In 2004 Jeff Hawkins' book On Intelligence was widely praised. But Hawkins made some claims about artificial neural networks that seem (to me) untenable today, only 13 years later. He gives the impression that artificial neural networks are in principle not capable of what he calls invariant representations and hierarchical storage of patterns (p. 70 ff).
My questions are:
Did he just not (fore)see the development of deep learning which started off at the latest in 2005 (see History of deep learning) and which includes both invariant and hierarchical representations?
Or are his retentions against artifical neural networks (including deep learning) justified, and the invariant and hierarchical representations of deep learning are uncompetitive to those of biological networks, i.e. the neocortex? In which respect, then?
About invariant and hierarchical representations (in my words and understanding):
An invariant representation - e.g. of a face - is one, that is independent of and thus invariant with respect to contingent aspects of the image of the face having to do with distance, viewing angle, lighting conditions and the like.
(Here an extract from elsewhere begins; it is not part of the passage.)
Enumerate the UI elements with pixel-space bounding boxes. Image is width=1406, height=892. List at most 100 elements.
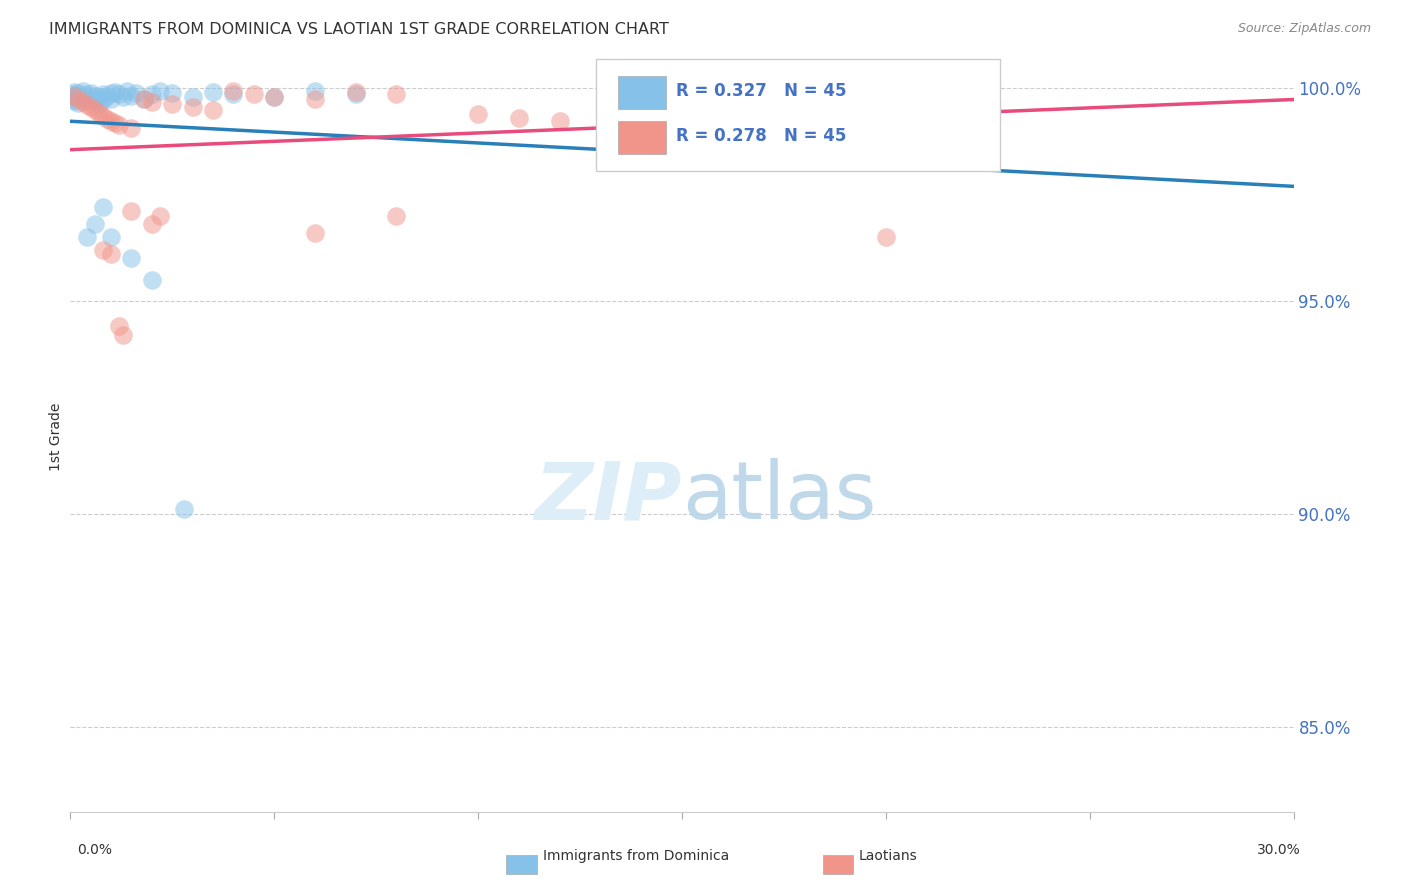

It is the representation in the highest layer of a hierarchy of representations with local geometric features being represented in the lowest layer.
This describes superficially both deep learning and cortical architectures. But maybe there are details of implementation/realisation that make the one significantly and genuinely more efficient than the other, e.g. cortical columns which seem not to be present in deep learning architectures, do they?